A gigantic natural gas field that could yield millions of barrels of oil was recently discovered on the maritime border between Israel, Lebanon, the Gaza Strip, Cyprus, and Northern Cyprus. While it could be a military catastrophe, steps are being taken to divide the spoils.

Levant Province

It can be said that God has a sick sense of humor. Scientists recently discovered a massive offshore reserve of an estimated 122 trillion cubic feet of natural gas called the Levant Basin Province. While it is one of the world's richest natural gas reserves, the Levant Basin Province is located between countries with endless amounts of mutual hatred. It straddles the sea borders of Israel, Lebanon, Palestine, the Republic of Cyprus and the Turkish Republic of Northern Cyprus.

The largest section discovered so far, the Leviathan gas field, is believed to possibly contain, alongside natural gas, 4.2 billion barrels of oil. Leviathan straddles the Israeli-Lebanese maritime border. Israel is currently in a state of war with Lebanon and does not recognize the de-facto Hamas Palestinian government in the Gaza Strip.

Sharp words are already being exchanged between Jerusalem and Beirut. Upon discovery of the fields in June, Lebanon warned Israel not to drill within their maritime borders. Israel then escalated the rhetoric with military threats, as Minister of National Infrastructures Uzi Landau threatened to use force to protect the natural gas fields. Following Landau's announcement, sophisticated security arrangements for Israeli natural gas rigs were leaked to the country's press. As of press time, further surveying is underway.

It is not unimaginable that, in the next regional war, Israeli and Lebanese military elements could target the other's natural gas drills. This has the potential to cause a regional ecological catastrophe.
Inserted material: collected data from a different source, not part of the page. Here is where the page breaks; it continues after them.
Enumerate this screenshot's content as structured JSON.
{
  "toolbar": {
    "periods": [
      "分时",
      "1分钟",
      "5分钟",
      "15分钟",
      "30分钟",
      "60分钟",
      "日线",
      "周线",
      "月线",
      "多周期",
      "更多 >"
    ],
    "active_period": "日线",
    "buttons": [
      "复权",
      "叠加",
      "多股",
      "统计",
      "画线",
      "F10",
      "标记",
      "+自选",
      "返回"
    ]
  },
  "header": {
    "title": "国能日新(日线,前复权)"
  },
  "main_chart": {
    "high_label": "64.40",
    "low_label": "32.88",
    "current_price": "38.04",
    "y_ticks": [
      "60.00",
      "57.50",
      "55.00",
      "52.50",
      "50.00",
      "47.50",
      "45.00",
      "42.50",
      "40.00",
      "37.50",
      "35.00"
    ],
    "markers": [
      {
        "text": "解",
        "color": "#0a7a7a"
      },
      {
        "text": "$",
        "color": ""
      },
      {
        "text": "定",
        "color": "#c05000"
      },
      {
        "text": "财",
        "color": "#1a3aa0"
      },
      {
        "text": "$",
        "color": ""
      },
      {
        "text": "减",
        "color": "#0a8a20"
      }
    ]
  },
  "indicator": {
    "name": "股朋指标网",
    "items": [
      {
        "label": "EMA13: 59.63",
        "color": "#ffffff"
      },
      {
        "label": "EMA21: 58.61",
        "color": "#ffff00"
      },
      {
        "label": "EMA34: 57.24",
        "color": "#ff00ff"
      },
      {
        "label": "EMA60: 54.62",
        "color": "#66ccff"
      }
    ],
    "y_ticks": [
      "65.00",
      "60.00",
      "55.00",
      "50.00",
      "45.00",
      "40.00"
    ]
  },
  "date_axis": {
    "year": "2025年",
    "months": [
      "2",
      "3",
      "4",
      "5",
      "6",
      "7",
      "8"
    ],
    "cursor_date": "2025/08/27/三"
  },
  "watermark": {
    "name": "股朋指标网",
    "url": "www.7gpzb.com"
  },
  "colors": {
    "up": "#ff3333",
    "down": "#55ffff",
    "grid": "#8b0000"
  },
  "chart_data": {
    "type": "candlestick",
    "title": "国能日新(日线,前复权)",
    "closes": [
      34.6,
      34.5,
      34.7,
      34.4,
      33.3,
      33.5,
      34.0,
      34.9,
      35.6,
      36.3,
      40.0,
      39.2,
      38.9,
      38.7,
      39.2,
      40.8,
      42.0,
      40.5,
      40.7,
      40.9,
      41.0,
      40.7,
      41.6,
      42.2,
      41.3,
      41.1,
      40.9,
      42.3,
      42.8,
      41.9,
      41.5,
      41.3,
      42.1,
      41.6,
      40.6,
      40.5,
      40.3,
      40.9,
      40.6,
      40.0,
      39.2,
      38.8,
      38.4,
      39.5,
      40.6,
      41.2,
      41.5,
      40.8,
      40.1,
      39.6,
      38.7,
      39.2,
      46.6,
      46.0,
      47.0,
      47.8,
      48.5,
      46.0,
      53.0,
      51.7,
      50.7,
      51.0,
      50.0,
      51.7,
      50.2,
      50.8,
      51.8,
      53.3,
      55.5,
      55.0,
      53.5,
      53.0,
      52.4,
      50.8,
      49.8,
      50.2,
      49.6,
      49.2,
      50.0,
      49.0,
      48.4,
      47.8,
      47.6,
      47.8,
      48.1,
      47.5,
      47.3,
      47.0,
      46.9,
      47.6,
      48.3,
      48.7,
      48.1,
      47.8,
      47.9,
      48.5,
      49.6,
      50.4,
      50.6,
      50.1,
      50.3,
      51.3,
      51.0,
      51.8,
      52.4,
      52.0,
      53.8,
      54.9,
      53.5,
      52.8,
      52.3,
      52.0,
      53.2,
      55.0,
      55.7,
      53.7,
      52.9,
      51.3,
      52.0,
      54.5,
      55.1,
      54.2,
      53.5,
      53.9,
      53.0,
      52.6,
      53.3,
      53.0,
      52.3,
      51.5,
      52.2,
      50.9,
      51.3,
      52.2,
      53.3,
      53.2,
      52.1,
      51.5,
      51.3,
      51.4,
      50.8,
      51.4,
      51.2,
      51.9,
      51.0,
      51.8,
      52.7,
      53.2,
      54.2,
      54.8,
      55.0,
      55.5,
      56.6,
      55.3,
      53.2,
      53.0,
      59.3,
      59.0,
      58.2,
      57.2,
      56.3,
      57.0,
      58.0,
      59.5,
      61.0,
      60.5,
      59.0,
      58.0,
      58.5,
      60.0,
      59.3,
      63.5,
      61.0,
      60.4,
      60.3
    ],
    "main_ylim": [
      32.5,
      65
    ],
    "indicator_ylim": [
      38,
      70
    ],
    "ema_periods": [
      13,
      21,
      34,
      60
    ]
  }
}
However, progress is being made. Israel is demarcating their maritime borders with Cyprus. According to Batsheva Sobelman of the Los Angeles Times

Israeli diplomats say the agreement should secure Israel's economic interests in the Mediterranean. Cyprus says this doesn't conflict with a similar agreement signed with Lebanon, still awaiting ratification in parliament.

Cyprus is ending up as the natural mediator in this dispute. While sections of the Levant Basin Province stray into the county's maritime borders, their shares are comparatively small. More importantly, Cyprus enjoys warm relations with both Israel and Lebanon. When large-scale harvesting of these natural gas fields begins, Cyprus may be able to work with other third parties to broker an agreement between Israel and Lebanon.
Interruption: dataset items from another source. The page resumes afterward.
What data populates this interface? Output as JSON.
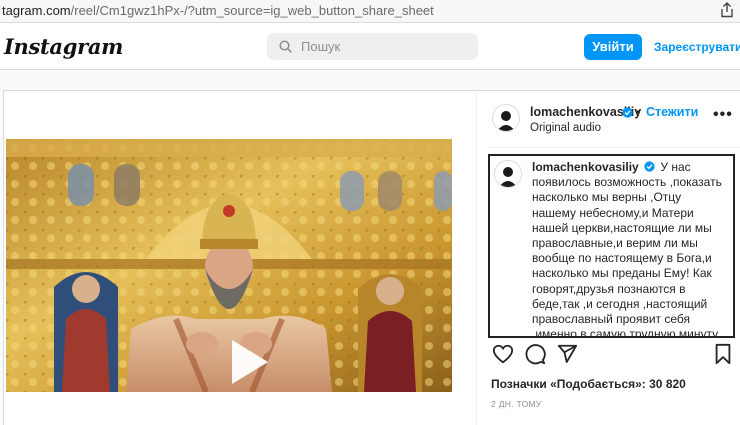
{
  "browser": {
    "url_host": "tagram.com",
    "url_path": "/reel/Cm1gwz1hPx-/?utm_source=ig_web_button_share_sheet"
  },
  "header": {
    "logo": "Instagram",
    "search_placeholder": "Пошук",
    "login_label": "Увійти",
    "signup_label": "Зареєструватися"
  },
  "post": {
    "username": "lomachenkovasiliy",
    "follow_label": "Стежити",
    "audio_label": "Original audio",
    "caption_text": "У нас появилось возможность ,показать насколько мы верны ,Отцу нашему небесному,и Матери нашей церкви,настоящие ли мы православные,и верим ли мы вообще по настоящему в Бога,и насколько мы преданы Ему! Как говорят,друзья познаются в беде,так ,и сегодня ,настоящий православный проявит себя ,именно в самую трудную минуту",
    "likes_text": "Позначки «Подобається»: 30 820",
    "time_ago": "2 ДН. ТОМУ"
  },
  "colors": {
    "accent": "#0095f6",
    "border": "#dbdbdb",
    "text": "#262626",
    "muted": "#8e8e8e"
  },
  "icons": [
    "share-icon",
    "search-icon",
    "verified-badge-icon",
    "more-options-icon",
    "play-icon",
    "heart-icon",
    "comment-icon",
    "send-icon",
    "bookmark-icon"
  ]
}
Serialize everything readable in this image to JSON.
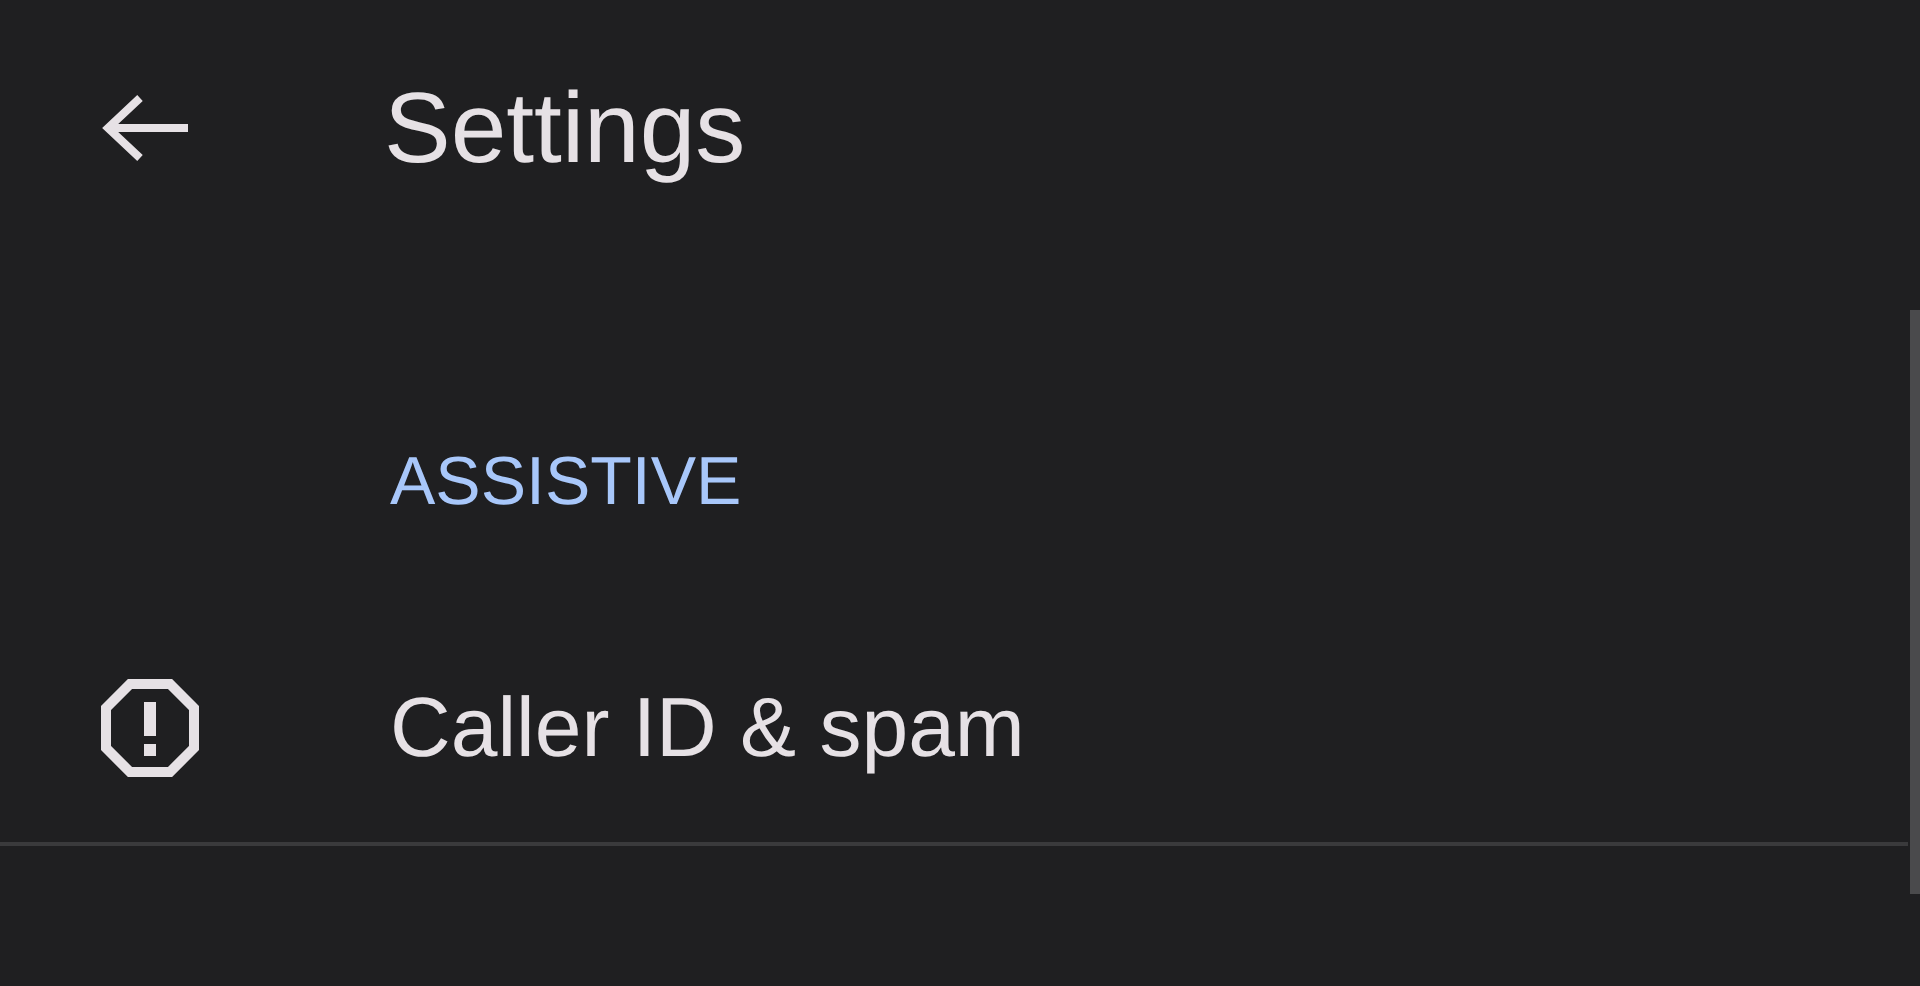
{
  "header": {
    "title": "Settings"
  },
  "sections": [
    {
      "heading": "ASSISTIVE",
      "items": [
        {
          "label": "Caller ID & spam"
        }
      ]
    }
  ]
}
Meanwhile, as so often happens in the Middle East, other countries are trying to extract as much influence as possible from the natural gas hullaballoo. The Egyptian Foreign Ministry has stated that they are “closely following” the Cyprus-Israel agreement, as reported by al-Masry al-Youm

The ministry is carrying out technical and legal research to ensure that borders under the agreement between Israel and Cyprus do not affect the Egyptian zone, [government spokesperson Hassam] Zaki said.
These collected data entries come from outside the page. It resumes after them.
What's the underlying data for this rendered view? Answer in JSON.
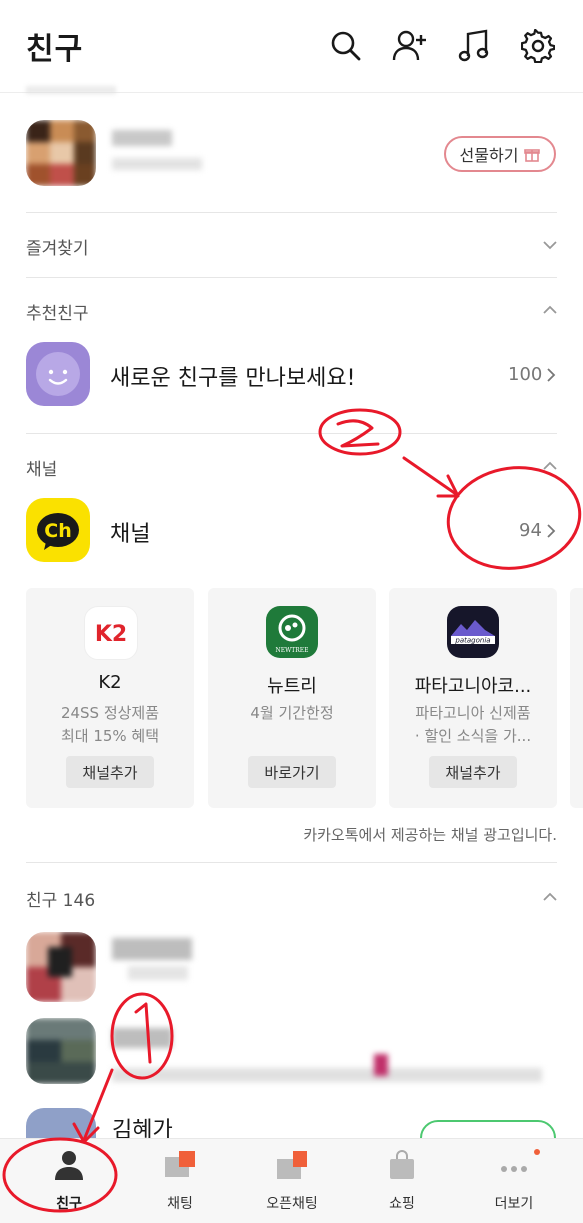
{
  "header": {
    "title": "친구",
    "icons": [
      "search-icon",
      "add-friend-icon",
      "music-icon",
      "settings-icon"
    ]
  },
  "birthday_section": {
    "gift_button_label": "선물하기"
  },
  "favorites": {
    "label": "즐겨찾기"
  },
  "recommended": {
    "label": "추천친구",
    "row_label": "새로운 친구를 만나보세요!",
    "count": "100"
  },
  "channel": {
    "label": "채널",
    "row_label": "채널",
    "count": "94",
    "cards": [
      {
        "name": "K2",
        "desc1": "24SS 정상제품",
        "desc2": "최대 15% 혜택",
        "button": "채널추가",
        "logo_text": "K2"
      },
      {
        "name": "뉴트리",
        "desc1": "4월 기간한정",
        "desc2": "",
        "button": "바로가기",
        "logo_text": "NEWTREE"
      },
      {
        "name": "파타고니아코...",
        "desc1": "파타고니아 신제품",
        "desc2": "· 할인 소식을 가...",
        "button": "채널추가",
        "logo_text": "patagonia"
      }
    ],
    "ad_notice": "카카오톡에서 제공하는 채널 광고입니다."
  },
  "friends": {
    "label": "친구 146",
    "partial_name": "김혜가"
  },
  "annotations": {
    "one": "1",
    "two": "2"
  },
  "tabbar": {
    "tabs": [
      {
        "label": "친구",
        "icon": "person-icon"
      },
      {
        "label": "채팅",
        "icon": "chat-icon"
      },
      {
        "label": "오픈채팅",
        "icon": "open-chat-icon"
      },
      {
        "label": "쇼핑",
        "icon": "shopping-bag-icon"
      },
      {
        "label": "더보기",
        "icon": "more-icon"
      }
    ]
  },
  "colors": {
    "accent_red": "#e8192a",
    "kakao_yellow": "#fae100",
    "recommend_purple": "#9b87d6",
    "gift_border": "#e3888f",
    "badge_orange": "#f0603a"
  }
}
Egypt is in contact with Cyprus on the issue given the previous agreement between the two countries, he added.

Meanwhile, Turkey went on the diplomatic offensive against the Cyprus-Israel agreement. A Foreign Ministry statement called the maritime border accord “null and void” because it ignored the jurisdiction of the Turkish Republic of Northern Cyprus.

The Turkish Republic of Northern Cyprus was formed following a military invasion of the Republic of Cyprus by Turkey in 1974 following massive intercommunal violence. The only country to recognize the Turkish Republic of Northern Cyprus is Turkey, and 35,000 Turkish troops are currently stationed in Northern Cyprus.

Turkey has stated that it “does not have any claim regarding the maritime areas” subject to the demarcation agreement. Cyprus announced plans to have Noble Energy explore the 800,000 acres of Cypriot waters within the Levant Basin a year prior to the demarcation agreement.